How does the notion of “Context” apply to pastoral care? See downloaded document.
Who is best suited to provide pastoral care? A trained clergy-person or another from a church community who is gifted with compassion, discernment, wisdom, and spiritual understanding and is compelled to help hurting people. From a personality profile perspective such as the Myers Briggs Type Indicator (MBTI), feelers would probably be more adept at pastoral care than would what I call high Ts or thinkers. The notion of having a spiritual gift for such a caring service as this probably applies here.
When and where are pastoral care needed? During dying and death . When there is grief and loss. In the wake of suicide. When there is marital strife. After divorce. After natural and human caused disasters (Amtrak Derailment in Mobile Bay). During illness. In times of crisis. In times of war. Pastoral care is needed whenever and wherever there is human suffering. I have been approached for pastoral care when sitting in Starbucks in my uniform with the cross on my collar. By the way, the reason that many clergy where the collar is so that people will recognize that they are clergy and will approach for pastoral care if needed.

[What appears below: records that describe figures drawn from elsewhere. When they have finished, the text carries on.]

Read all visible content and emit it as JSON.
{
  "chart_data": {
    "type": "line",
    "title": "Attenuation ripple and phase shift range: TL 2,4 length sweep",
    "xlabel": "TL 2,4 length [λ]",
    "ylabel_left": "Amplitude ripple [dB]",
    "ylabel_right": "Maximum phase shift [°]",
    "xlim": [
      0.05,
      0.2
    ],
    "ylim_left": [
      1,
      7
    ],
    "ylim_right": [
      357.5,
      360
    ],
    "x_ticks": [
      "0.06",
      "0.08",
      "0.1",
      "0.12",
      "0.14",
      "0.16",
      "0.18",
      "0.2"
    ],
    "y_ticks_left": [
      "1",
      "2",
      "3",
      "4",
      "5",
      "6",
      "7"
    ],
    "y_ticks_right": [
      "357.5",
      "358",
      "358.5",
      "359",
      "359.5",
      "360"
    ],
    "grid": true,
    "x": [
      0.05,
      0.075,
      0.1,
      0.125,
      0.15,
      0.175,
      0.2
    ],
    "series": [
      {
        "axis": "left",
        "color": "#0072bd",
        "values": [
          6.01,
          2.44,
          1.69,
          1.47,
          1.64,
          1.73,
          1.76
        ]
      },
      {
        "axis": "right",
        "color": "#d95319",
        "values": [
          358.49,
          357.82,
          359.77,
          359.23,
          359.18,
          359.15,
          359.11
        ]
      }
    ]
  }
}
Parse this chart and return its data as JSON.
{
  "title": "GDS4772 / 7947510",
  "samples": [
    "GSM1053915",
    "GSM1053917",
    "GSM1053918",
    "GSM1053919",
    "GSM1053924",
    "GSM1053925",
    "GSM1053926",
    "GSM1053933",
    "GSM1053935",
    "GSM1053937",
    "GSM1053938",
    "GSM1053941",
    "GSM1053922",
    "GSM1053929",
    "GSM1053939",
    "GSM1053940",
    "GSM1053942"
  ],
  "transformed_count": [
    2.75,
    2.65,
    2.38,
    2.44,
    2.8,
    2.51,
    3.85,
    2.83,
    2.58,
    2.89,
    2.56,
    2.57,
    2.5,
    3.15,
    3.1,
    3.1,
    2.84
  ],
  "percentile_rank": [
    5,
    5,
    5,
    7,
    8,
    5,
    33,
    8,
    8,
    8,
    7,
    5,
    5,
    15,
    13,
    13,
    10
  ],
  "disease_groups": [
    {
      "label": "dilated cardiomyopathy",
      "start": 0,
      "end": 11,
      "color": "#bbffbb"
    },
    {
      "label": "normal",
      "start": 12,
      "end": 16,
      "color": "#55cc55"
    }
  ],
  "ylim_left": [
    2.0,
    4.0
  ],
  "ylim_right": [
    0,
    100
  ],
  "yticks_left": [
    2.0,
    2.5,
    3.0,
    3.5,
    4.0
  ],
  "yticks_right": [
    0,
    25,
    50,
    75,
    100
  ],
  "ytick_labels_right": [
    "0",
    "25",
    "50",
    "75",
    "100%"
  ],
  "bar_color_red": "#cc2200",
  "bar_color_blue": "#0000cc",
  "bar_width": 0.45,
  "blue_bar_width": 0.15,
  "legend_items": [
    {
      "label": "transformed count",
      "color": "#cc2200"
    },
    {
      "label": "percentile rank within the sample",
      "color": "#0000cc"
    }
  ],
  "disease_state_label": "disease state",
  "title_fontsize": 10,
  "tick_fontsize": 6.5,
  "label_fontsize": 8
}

Examples of difficult pastoral care situations: Duty Chaplain responds to a plane crash and while in the hospital providing pastoral care to the traumatized pilot is asked by a nurse to baptize a little baby girl that was still born. Anointing the body of a Marine who committed suicide and providing pastoral care to the father for years following. Doing Six CACO calls to the families of Marines who had died in a plane crash in Afghanistan. A part of the pastoral care was comforting the Commanding Officer and helping to prepare him for meeting with the families.